O acordo de colaboração foi já validado pela juíza de instrução Cláudia Pina
Rui Pinto está agora num T1 nas instalações do novo edifício-sede da Polícia Judiciária, em Lisboa: tem à sua disposição um quarto, uma sala, cozinha e casa de banho. Segundo o SOL apurou, o hacker, que não poderá sair de casa nem aceder à internet, pode, no entanto, receber familiares e amigos, que poderão pernoitar no seu apartamento.

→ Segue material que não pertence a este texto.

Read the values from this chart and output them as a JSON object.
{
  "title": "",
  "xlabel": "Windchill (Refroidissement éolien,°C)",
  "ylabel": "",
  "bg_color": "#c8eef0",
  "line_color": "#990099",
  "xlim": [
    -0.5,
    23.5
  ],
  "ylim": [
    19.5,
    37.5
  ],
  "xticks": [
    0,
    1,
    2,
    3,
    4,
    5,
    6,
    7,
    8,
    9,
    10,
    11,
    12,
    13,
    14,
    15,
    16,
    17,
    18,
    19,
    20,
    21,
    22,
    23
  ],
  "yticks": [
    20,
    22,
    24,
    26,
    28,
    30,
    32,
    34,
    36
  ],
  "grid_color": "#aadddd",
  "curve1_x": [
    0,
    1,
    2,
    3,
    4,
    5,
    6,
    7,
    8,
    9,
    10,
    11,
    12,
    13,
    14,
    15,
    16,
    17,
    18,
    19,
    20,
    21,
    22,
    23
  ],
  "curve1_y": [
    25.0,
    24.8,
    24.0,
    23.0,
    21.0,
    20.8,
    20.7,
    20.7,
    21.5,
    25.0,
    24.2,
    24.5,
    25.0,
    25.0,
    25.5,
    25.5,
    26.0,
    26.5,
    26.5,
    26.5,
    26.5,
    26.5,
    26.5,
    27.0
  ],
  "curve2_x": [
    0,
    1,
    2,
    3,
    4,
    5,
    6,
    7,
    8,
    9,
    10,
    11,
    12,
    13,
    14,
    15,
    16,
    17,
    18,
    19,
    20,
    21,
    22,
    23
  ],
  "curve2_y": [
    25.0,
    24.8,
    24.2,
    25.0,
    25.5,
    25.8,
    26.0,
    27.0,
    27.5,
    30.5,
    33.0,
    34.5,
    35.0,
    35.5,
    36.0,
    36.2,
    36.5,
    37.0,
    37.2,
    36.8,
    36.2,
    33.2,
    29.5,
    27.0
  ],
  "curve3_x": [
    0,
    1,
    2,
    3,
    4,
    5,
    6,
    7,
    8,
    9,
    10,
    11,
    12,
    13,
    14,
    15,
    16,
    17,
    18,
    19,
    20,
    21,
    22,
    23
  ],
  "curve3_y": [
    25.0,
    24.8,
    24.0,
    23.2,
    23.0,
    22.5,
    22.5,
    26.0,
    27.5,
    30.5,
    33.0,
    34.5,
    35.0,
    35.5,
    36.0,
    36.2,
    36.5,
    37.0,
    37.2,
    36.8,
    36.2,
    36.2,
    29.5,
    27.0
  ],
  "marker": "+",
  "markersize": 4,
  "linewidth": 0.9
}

Existem dois apartamentos no edifício-sede daquela polícia com o
objetivo de albergar, por exemplo, arrependidos. Recorde-se que já há vários
anos que a PJ havia identificado a necessidade de existência de instalações
para o efeito - os arrependidos das FP-25 foram colocados nas instalações
daquela polícia na Avenida José Malhoa, em condições longe das ideais. Em 2018,
aliás, o então diretor da PJ, Almeida Rodrigues, já havia revelado num
congresso da Associação Sindical dos Funcionários de Investigação Criminal a
existência destes dois apartamentos, referindo que serviriam para arrependidos
do Daesh.
Rui Pinto deixou esta quarta-feira a sua cela na cadeia anexa à
PJ, em Lisboa, onde estava em prisão preventiva há mais de um ano. O jovem
pirata informático terá chegado a um acordo com a justiça, proposto pela sua
defesa, que lhe valerá uma atenuação da pena pelos crimes já praticados e
passar a colaborar com a polícia. O acordo de colaboração foi já validado pela
juíza de instrução Cláudia Pina. Para já, Rui Pinto começará por permitir o
acesso aos dez discos externos que a PJ apreendeu em Budapeste, Hungria, que
têm muita informação, mas estão encriptados. Segundo o despacho assinado pela
juíza Cláudia Pina a que a Lusa teve acesso, “por um lado, o arguido inverteu a
sua postura, apresentando agora um sentido crítico e uma disponibilidade para
colaborar com a justiça”. Por outro lado, lê-se no documento, “neste momento,
as fronteiras encontram-se sujeitas a elevados controlos devido à pandemia [da
covid-19], o que por si reduz o perigo de fuga, importando também salientar que
ao arguido deverão ser dadas, como a qualquer outro cidadão, as melhores
condições possíveis para que se mantenha saudável e em segurança”.